These LED versions are designed as energy saving replacements for the original tungsten halogen filament lamps.
These filament lamps were typically 25 – 50W whereas the LED versions are more often 2 – 4W. As a reminder, these G9 lamps have two, flat pin electrical contacts and run directly off the 230V mains supply.
An important point to consider when buying these LED lamps is the direction the light is emitted. A filament lights all the way round whereas these LEDs can emit light quite strongly in one direction but not in another. Some LEDs are mounted back to back on a flat circuit board which emits a lot of light in the 0°/180° plane but hardly anything in the 90°/270° direction or out of the front end of the lamp. Look at your light fitting to see where you want the direction of light to go.
Another aspect that might be important is the number of times you can switch it on and off. This is known as a switching cycle. This can be important where the lamp is switched several times a day. Lamps controlled by movement sensors switch on and off much more frequently than a typical on in the morning and off in the evening regime.
There is a huge number of suppliers of LED versions of G9 lamps. We have chosen some of the better known names but the list is by no means complete. To make the comparisons similar, we have chosen non-dimmable lamps which are either 2,700K or 3,000K.
When comparing these lamps with an original incandescent one, it is worth remembering that a filament type G9 often produces striations and uneven uniformity when illuminating a smooth surface. Many of the LED versions produced better results.
This has a clear capsule and the LEDs are mounted all around the cylindrical circuit board inside. There is also an LED on the “end” of the lamp, so you get a decent forward throw of light.

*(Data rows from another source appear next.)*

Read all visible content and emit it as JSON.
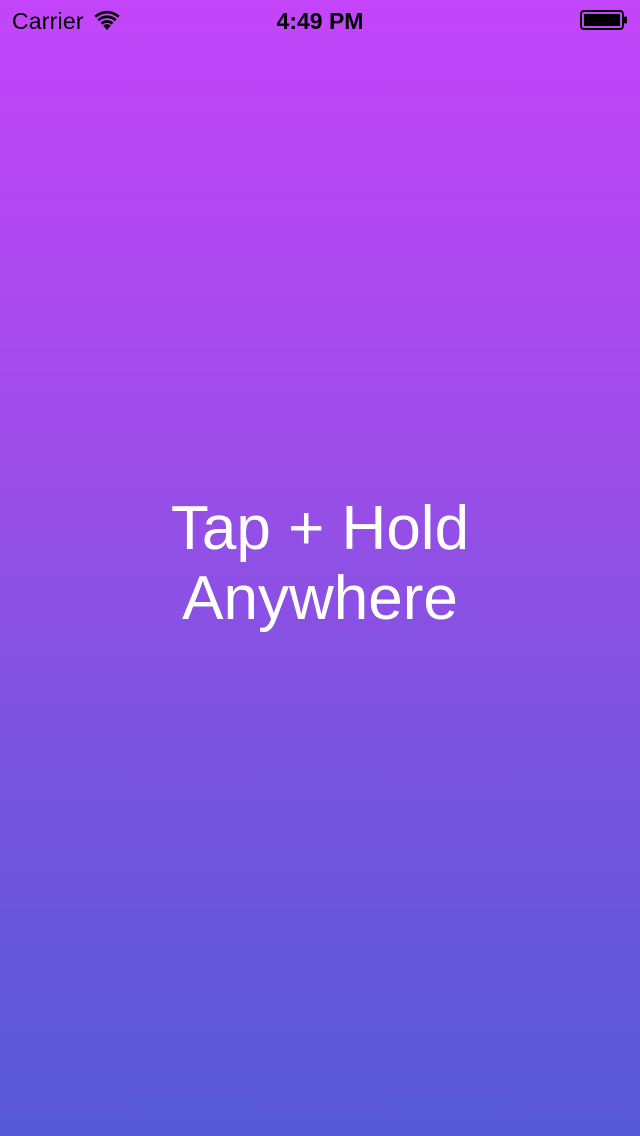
{
  "status_bar": {
    "carrier": "Carrier",
    "time": "4:49 PM",
    "icons": {
      "signal": "wifi-icon",
      "battery": "battery-icon"
    }
  },
  "main": {
    "instruction_line1": "Tap + Hold",
    "instruction_line2": "Anywhere"
  },
  "colors": {
    "gradient_top": "#c445fb",
    "gradient_bottom": "#5559d6",
    "text": "#ffffff",
    "status_text": "#000000"
  }
}
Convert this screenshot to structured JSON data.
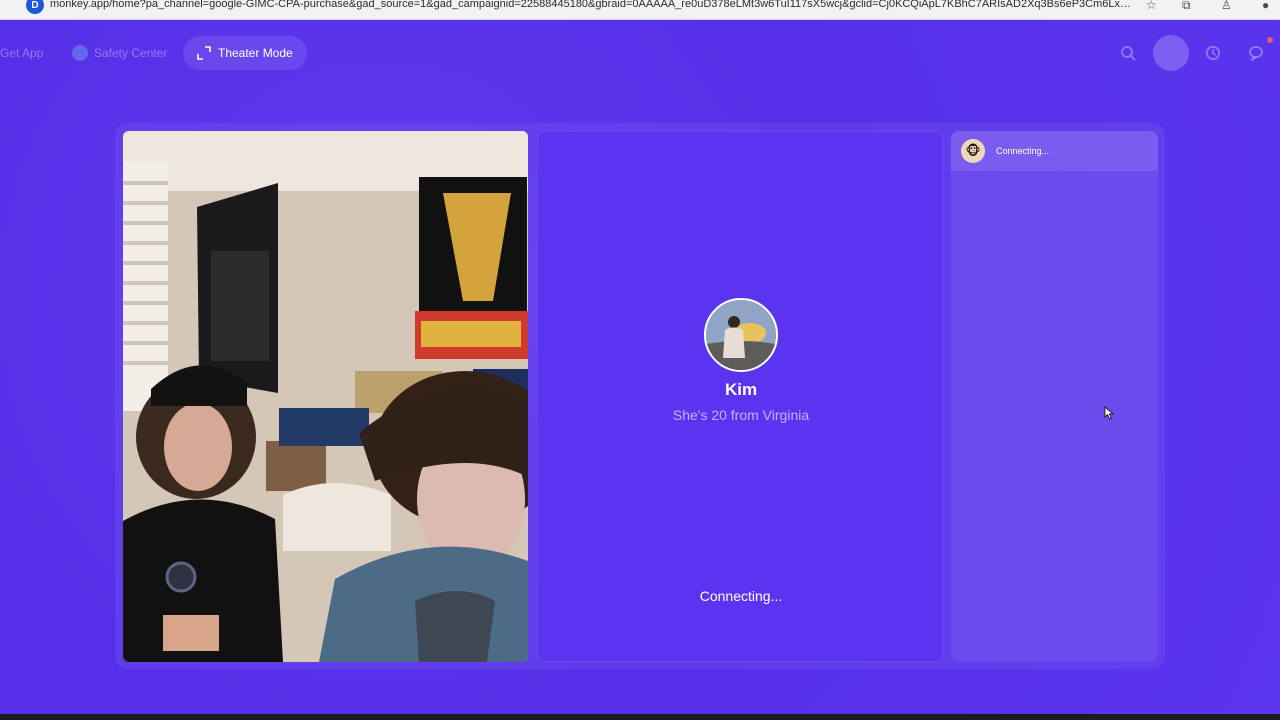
{
  "browser": {
    "site_badge": "D",
    "url": "monkey.app/home?pa_channel=google-GIMC-CPA-purchase&gad_source=1&gad_campaignid=22588445180&gbraid=0AAAAA_re0uD378eLMt3w6TuI117sX5wcj&gclid=Cj0KCQiApL7KBhC7ARIsAD2Xq3Bs6eP3Cm6LxyXAzvnrqHqsz2notj..."
  },
  "nav": {
    "get_app": "Get App",
    "safety_center": "Safety Center",
    "theater_mode": "Theater Mode"
  },
  "remote": {
    "name": "Kim",
    "bio": "She's 20 from Virginia",
    "status": "Connecting..."
  },
  "chat": {
    "status": "Connecting..."
  },
  "icons": [
    "search-icon",
    "crown-icon",
    "history-icon",
    "message-icon",
    "expand-icon",
    "star-icon",
    "extensions-icon",
    "profile-icon"
  ],
  "colors": {
    "background": "#5b34ec",
    "panel": "#5a34ee",
    "text": "#ffffff"
  }
}
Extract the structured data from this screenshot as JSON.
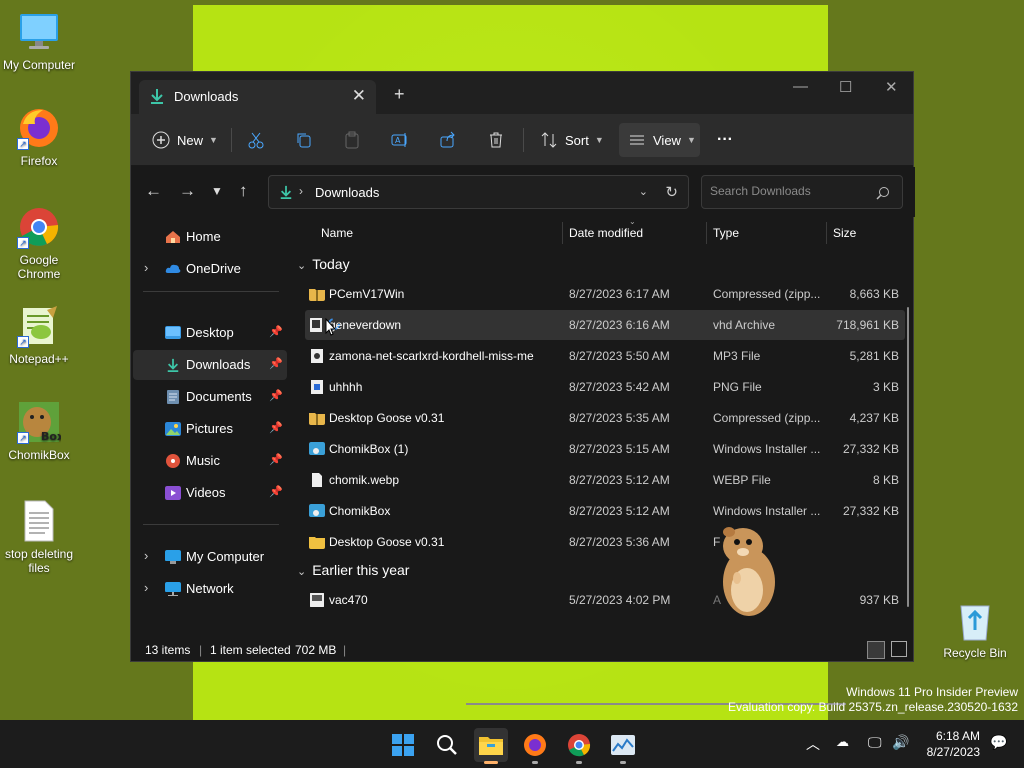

This might account for the beam appearing to be slightly wider than with some other lamps.
The all-round frosted diffuser means that the lamp is almost invisible when switched off. Like some other lamps, you could just see the internal structure when turned on but once inside a lampshade or reflector, it would be invisible.
Integral have two types depending on what appearance and light distribution you want. The version we tested has a completely clear capsule which gives a lot of sparkle when switched on. It is also fairly flat in cross-section so it is slimmer than the others.
Like some others, this lamp has a clear capsule with the LEDs mounted cylindrically inside. The additional LED on the end means you get a good all-round illumination.
At 2.6W, this newly released Osram lamp is a slightly higher wattage than the other lamps reviewed. It is also the most efficient and has the highest light output. One other difference is that it has a clear prismed capsule to spread the light. The prisms do cause some slight striations but unless you shine it on a plain white surface, they aren’t noticeable.
When switched off, it appears as a flat orange rectangular strip inside the clear capsule. This isn’t noticeable when switched on. One could argue that the direction of light is stronger in one direction than another but once in a reflector, it is not noticeable.
They make a 1.9W equivalent to a 25W halogen G9 and a 2.8W equivalent to a 35W. The smaller wattage has a slightly frosted diffuser whereas the larger is clear but has extra LEDs on the “top” to project light forwards.
The light is generally diffuse but when it is switched on, you can see the internal supports. Again, this isn’t noticeable unless you actually look; which is what I do.
This is a lower wattage than the others and so it gives a bit less light. However, it is nicely diffused and the light is uniform in all directions.
The 2,700K version gives a soft appearance. You could easily use this as a night light beside a bed.